The significance of the equation notwithstanding, there are not many authors who I believe have endeavored to lift the shroud from this equation.
David Bodanis, I must say, has done a commendable job of deciphering the world’s most famous and the most tantalizing equation. I mentioned ‘tantalizing’ because this is by any yardstick the easiest equation to remember yet only a few can explain the scale of its ramifications.
Bodanis successfully achieves a couple of goals through this book. Firstly, he makes the equation and its implications far more fathomable for ordinary folks.

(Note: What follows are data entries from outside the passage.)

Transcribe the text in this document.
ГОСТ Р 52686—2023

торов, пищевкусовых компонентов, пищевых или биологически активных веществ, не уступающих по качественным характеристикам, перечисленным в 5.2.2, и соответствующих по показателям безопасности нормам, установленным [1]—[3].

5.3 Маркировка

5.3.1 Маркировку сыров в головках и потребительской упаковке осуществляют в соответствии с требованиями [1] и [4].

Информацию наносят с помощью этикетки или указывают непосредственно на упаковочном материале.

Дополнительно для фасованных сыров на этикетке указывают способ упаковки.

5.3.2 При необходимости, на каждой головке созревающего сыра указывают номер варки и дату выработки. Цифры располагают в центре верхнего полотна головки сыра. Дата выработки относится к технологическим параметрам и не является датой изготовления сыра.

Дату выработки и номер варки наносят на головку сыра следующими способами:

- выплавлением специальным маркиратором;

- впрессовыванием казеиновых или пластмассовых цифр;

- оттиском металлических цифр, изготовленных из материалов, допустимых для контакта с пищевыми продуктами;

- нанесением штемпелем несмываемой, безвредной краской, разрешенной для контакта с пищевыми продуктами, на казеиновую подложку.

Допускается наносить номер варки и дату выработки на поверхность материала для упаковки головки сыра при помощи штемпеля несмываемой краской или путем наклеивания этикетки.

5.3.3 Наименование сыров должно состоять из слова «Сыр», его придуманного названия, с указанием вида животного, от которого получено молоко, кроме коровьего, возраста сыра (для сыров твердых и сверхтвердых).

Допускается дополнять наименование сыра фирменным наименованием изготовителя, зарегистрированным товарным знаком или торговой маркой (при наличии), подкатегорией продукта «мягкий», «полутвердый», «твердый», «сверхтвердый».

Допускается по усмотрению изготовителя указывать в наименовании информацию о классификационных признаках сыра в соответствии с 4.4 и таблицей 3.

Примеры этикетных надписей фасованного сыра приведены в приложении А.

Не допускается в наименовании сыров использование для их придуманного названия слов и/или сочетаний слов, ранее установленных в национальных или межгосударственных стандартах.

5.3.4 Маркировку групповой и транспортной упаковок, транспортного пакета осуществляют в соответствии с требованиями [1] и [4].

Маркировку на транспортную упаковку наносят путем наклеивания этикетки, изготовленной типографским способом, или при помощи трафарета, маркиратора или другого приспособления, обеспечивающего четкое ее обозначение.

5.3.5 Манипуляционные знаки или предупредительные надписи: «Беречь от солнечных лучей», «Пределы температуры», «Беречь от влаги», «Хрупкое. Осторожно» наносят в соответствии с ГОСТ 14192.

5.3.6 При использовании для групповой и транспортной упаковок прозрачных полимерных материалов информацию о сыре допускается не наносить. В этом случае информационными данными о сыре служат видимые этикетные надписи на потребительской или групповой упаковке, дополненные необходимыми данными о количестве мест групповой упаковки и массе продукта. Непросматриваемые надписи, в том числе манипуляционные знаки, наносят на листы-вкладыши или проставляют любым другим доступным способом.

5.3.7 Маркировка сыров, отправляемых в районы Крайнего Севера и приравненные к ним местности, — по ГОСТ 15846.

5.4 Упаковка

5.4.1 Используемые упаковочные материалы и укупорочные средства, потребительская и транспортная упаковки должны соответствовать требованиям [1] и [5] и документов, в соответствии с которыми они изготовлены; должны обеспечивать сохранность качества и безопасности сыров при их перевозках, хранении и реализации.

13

Secondly, in addition to educating the readers about the equation, he has turned the spotlight on a host of historical figures and events pivotal to the formation and the subsequent recognition of E=mc2.
He digs into the annals of history and comes out with short, biographical stories of notable scientists like Michael Faraday, Laurent Lavoisier, James Clerk Maxwell, Ernst Rutherford, Robert Oppenheimer and not to mention, Albert Einstein. By synthesizing the achievements of these and many other scientists, Bodanis manages to build a coherent block called ‘E=mc2‘.

Taking on Einstein’s most coveted work is no modest task. I presume that prior to committing himself to the book, Bodanis must have confronted the thought of running into several knotty problems.
Much to the reader’s satisfaction, not only does Bodanis hit the high spots but he also manages to inhibit himself from dumbing down the technical subject matter. In the end, he manages to walk the tightrope quite exquisitely.
In the initial chapters, Bodanis deciphers the equation E=mc2 and the events that led Einstein to it. The equation shows that mass and energy are interchangeable. However, if a unit of mass is fully converted to energy, there would be massive energy inside that unit of mass. No wonder the equation turned out to be central to the creation of atom bomb.
In the later chapters, he turns the focus of readers from the year 1905 to the WWII events such as oneupmanship between the US and Germany to build the world’s first atom bomb. By the end of WWII, Einstein’s equation had fully come of age.
Some of the other intriguing accounts depicted in the book include Ernest Rutherford’s discovery of protons, James Chadwick’s discovery of neutrons, Werner Heisenberg’s role in Germany’s Atom bomb project, and Cecilia Payne’s discovery that the sun mainly consists of Hydrogen. The intelligible manner in which Bodanis connects all the dots pertinent to E=mc2 is laudable.
He, however, appears to have a strong bias against Heisenberg whom he almost paints as an Evil genius. Evidence of Heisenberg’s real motives to this day has been sketchy at the best. Some experts believe that he deliberately hoodwinked the German establishment, but there is little evidence to back up such claims.
The author has made a conscious effort to simplify much of the scientific content of the book so that an average intellectual could also imbibe the basics to the best of his ability. But, there is only a thin line between simplification and gross simplification. And evidently, many a time, even the sincerest of efforts to simplify things can lead to inaccuracies and deviations.
As a result, David Bodanis’ work may not amuse the purists, but for a layman, it offers a comprehensible insight into the birth of the fabled equation.